Data hygiene controls detect and correct configuration that could lead to increased assets that are low quality or have unclear ownership.

Unused Dashboards
Identifies dashboards that have not been viewed within your specified time threshold, helping maintain a clean and organized workspace. The default Dashboard Query includes all dashboards, but can be adjusted to select a specific scope of dashboards. The default Dashboard Activity Lookback Period is 30 days of query activity, and can be adjusted.

Enforcement automatically deletes dashboards to maintain a clean and organized workspace.

Dashboards Owned by Disabled Users
Identifies dashboards whose owner is a disabled user, which may impact dashboard maintenance and updates. The default Dashboard Query includes all dashboards, but can be adjusted to select a specific scope of dashboards.

This control does not support enforcement.

Dashboards Without Team Tags
Identifies dashboards that lack a team tag, making it difficult to track ownership and maintain accountability. The default Dashboard Query includes all dashboards, but can be adjusted to select a specific scope of dashboards. The default Dashboard Activity Lookback Period is 30 days of query activity, and can be adjusted.

This control does not support enforcement.

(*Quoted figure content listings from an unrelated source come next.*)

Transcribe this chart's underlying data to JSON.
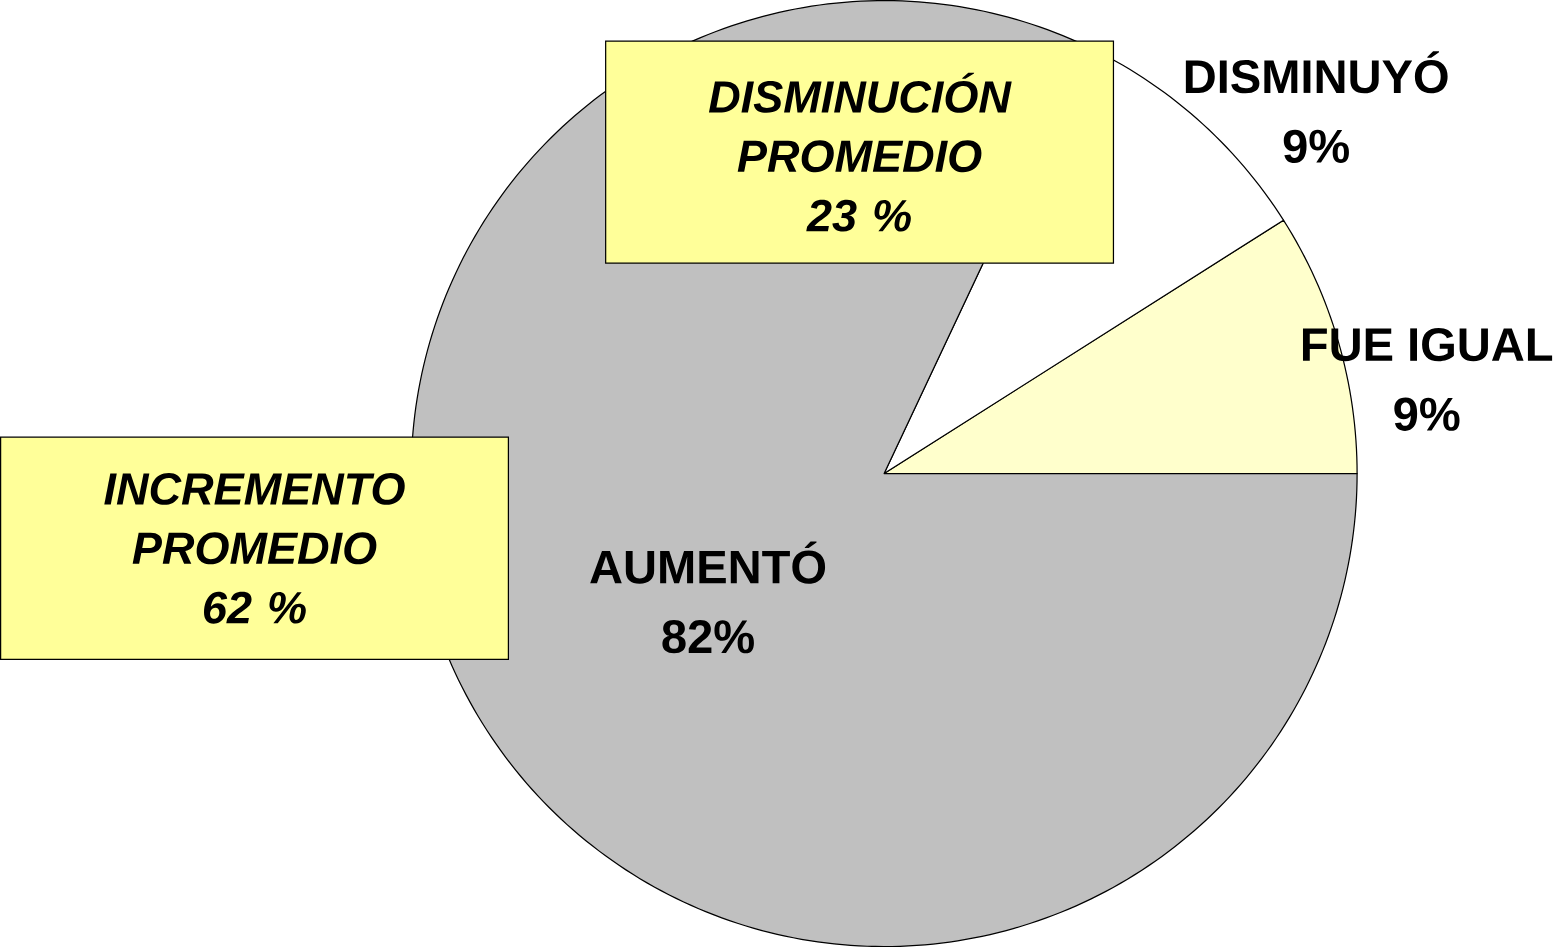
{
  "chart_data": {
    "type": "pie",
    "categories": [
      "FUE IGUAL",
      "DISMINUYÓ",
      "AUMENTÓ"
    ],
    "values": [
      9,
      9,
      82
    ],
    "value_labels": [
      "9%",
      "9%",
      "82%"
    ],
    "colors": [
      "#ffffcc",
      "#ffffff",
      "#c0c0c0"
    ],
    "annotations": [
      "DISMINUCIÓN PROMEDIO 23 %",
      "INCREMENTO PROMEDIO 62 %"
    ]
  }
}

Notebooks Without Team Tags
Identifies notebooks that lack a team tag, making it difficult to track ownership and maintain accountability.

This control does not support enforcement.

Monitors Without Team Tags
Identifies monitors that lack a team tag, making it difficult to track ownership and maintain accountability.

This control does not support enforcement.

Monitors with Broken Notification Handles
Identifies monitors that contain invalid or broken @-mention handles, which may prevent notifications from reaching the intended recipients.

This control does not support enforcement.